Question

If Arg$\left(z+a\right)=\frac{\pi }{6}$ and Arg$\left(z-a\right)=\frac{2\pi }{3};a\in R^{+}$ , then

• A. $z$ is independent of $a$
• B. $\left|a\right|=\left|z+a\right|$
• C. $z=aCis\frac{\pi }{6}$
• D. $z=aCis\frac{\pi }{3}$

Answer 1

Answer: (D)

$z=aCis\frac{\pi }{3}$

We have,

$\arg (z+a)=\frac{\pi }{6}$

$\arg (z-a)=\frac{2\pi }{3}$

$z+a=r_1{e}^{i\frac{\pi }{6}}\Rightarrow z=-a+r_1{e}^{i\frac{\pi }{6}}$ ……. (1)

$z-a=r_2{e}^{i\frac{2\pi }{3}}\Rightarrow z=a+r_2{e}^{i\frac{2\pi }{3}}$ …….. (2)

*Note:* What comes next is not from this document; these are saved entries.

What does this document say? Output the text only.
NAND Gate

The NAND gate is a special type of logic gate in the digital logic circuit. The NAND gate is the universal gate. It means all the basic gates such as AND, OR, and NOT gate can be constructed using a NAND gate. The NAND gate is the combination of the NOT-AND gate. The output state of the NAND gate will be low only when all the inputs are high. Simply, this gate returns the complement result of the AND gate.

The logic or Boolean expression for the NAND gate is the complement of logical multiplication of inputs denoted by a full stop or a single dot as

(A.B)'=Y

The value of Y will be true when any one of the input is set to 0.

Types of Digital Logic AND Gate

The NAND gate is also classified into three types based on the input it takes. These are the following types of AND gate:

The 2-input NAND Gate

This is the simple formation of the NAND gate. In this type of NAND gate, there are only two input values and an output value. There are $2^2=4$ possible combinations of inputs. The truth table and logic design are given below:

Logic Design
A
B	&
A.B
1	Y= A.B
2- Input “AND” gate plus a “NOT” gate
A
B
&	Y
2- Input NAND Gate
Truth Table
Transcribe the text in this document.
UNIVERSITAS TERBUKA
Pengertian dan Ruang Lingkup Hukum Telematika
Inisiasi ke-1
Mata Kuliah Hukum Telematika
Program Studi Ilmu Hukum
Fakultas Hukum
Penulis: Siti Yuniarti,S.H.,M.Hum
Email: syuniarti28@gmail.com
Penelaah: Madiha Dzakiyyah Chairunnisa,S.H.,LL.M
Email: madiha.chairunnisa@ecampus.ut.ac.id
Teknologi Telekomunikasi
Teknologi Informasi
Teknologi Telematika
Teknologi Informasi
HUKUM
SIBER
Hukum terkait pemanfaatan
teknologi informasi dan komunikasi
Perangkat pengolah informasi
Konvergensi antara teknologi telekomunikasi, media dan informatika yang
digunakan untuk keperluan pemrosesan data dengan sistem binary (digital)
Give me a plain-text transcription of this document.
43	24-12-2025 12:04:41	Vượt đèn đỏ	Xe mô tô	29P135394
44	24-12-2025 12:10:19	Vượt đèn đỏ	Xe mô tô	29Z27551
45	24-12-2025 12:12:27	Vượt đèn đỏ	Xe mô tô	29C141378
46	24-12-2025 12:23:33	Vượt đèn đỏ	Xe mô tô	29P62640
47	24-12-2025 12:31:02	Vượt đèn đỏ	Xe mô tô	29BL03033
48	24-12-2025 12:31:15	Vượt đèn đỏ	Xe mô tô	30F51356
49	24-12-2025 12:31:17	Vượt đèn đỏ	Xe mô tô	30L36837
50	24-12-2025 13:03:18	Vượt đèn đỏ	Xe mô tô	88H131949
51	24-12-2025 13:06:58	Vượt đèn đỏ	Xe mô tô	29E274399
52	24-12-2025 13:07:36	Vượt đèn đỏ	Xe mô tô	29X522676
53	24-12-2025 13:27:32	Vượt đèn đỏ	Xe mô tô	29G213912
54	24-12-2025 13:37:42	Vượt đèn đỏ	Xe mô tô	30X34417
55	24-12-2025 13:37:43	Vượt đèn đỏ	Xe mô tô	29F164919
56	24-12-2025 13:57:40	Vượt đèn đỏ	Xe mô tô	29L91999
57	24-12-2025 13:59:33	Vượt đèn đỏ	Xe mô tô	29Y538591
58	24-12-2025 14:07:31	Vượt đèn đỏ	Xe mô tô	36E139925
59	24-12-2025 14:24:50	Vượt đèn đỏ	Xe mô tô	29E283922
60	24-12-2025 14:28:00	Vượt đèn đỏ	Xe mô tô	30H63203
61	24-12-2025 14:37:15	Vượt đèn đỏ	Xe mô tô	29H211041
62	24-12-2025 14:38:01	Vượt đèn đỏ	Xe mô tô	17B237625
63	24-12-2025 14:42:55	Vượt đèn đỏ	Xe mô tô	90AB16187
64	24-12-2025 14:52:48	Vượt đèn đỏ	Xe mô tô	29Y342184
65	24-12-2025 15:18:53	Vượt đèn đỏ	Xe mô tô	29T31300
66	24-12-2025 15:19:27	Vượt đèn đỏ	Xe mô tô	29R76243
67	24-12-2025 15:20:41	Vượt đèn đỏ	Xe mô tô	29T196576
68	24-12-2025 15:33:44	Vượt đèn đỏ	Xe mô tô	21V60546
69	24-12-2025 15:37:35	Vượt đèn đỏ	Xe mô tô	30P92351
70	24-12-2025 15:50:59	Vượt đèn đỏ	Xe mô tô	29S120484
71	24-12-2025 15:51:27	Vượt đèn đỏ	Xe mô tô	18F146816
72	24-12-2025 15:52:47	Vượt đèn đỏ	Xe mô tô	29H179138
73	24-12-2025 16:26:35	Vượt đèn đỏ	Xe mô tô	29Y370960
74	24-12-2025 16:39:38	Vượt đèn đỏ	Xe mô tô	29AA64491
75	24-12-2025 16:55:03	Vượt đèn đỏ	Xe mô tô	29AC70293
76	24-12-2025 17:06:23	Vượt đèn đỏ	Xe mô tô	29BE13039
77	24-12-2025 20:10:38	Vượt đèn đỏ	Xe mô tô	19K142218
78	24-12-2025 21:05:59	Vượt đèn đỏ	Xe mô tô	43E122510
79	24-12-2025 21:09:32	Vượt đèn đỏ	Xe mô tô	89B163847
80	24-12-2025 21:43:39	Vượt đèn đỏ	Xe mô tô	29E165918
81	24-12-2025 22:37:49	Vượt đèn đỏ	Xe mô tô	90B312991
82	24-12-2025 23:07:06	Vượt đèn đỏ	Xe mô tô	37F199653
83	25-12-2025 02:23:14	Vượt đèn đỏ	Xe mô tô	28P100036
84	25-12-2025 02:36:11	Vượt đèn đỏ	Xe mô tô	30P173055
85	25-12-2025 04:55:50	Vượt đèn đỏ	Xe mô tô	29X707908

On equating both equations, we get

$-a+r_1{e}^{i\frac{\pi }{6}}=a+r_2{e}^{i\frac{2\pi }{3}}$

$-a+r_1(\frac{\sqrt{3}}{2}+\frac{1}{2}i)=a+r_2(-\frac{1}{2}+\frac{\sqrt{3}}{2}i)$

On comparing real part and imaginary part, we get

$\frac{r_1}{2}=\frac{\sqrt{3}}{2}{r}_2\Rightarrow r_1=\sqrt{3}{r}_2$

$-a+\frac{\sqrt{3}}{2}{r}_1=a-\frac{1}{2}{r}_2$

$-a+\frac{\sqrt{3}}{2}\times \sqrt{3}{r}_2=a-\frac{1}{2}{r}_2$

$\frac{3}{2}{r}_2=2a-\frac{1}{2}{r}_2$

$2r_2=2a$

$r_2=a$

$r_1=\sqrt{3}a$

Therefore, the complex number is,

$z=a+a(-\frac{1}{2}+\frac{\sqrt{3}}{2}i)$

$z=a(\frac{1}{2}+\frac{\sqrt{3}}{2}i)$

$z=aC$ is $\frac{\pi }{3}$

Hence, this is the value of $z$.